China issues rules on increased possession of public shares by holders with controlling-shares

China's securities regulator has published regulations on increased possession of the public shares by holders with controlling shares of the same listed firms.

The China Securities Regulatory Commission said the rules were designed to facilitate the ongoing experiments to make the non- tradable stocks tradable, or the reform of split share structure in selected listed firms, and safeguard stability of the stock markets, the legitimate interests of investors and the firms.

Under the rules, holders with controlling shares of a listed firm may increase their possession of the public shares of the same firm in a bid to prevent the irrational fluctuation of their market prices two months after the firm's plan on the experiment is passed by the meeting of shareholders with voting rights.

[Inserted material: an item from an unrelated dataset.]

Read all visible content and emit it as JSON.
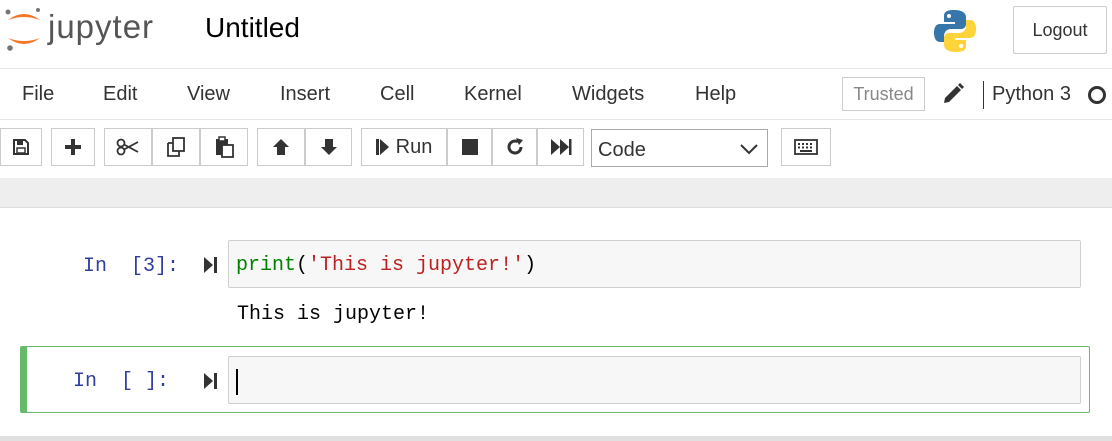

According to the rules, the plan to increase the possession of the shares by the holders must be made public at the same time the company publishes a program to turn the non-tradable shares of the same company tradable, or introduce the reform of the split share structure, .

The plan must include the purpose of the move by the holders to increase their amount of public shares, the amount of the shares they intend to increase, and the commitments by the holders that the increased amount of the shares will not be sold within six months after the same holders increase their amount of public shares, according to the regulations.

Under the regulations, the holders must make public their moves within two days of the increase deal if the increased amount of the shares in each deal is more than 5 percent of the total corporate shares.

The regulations became effective as of June 16 and is available on the official website of the China Securities Regulatory Commission.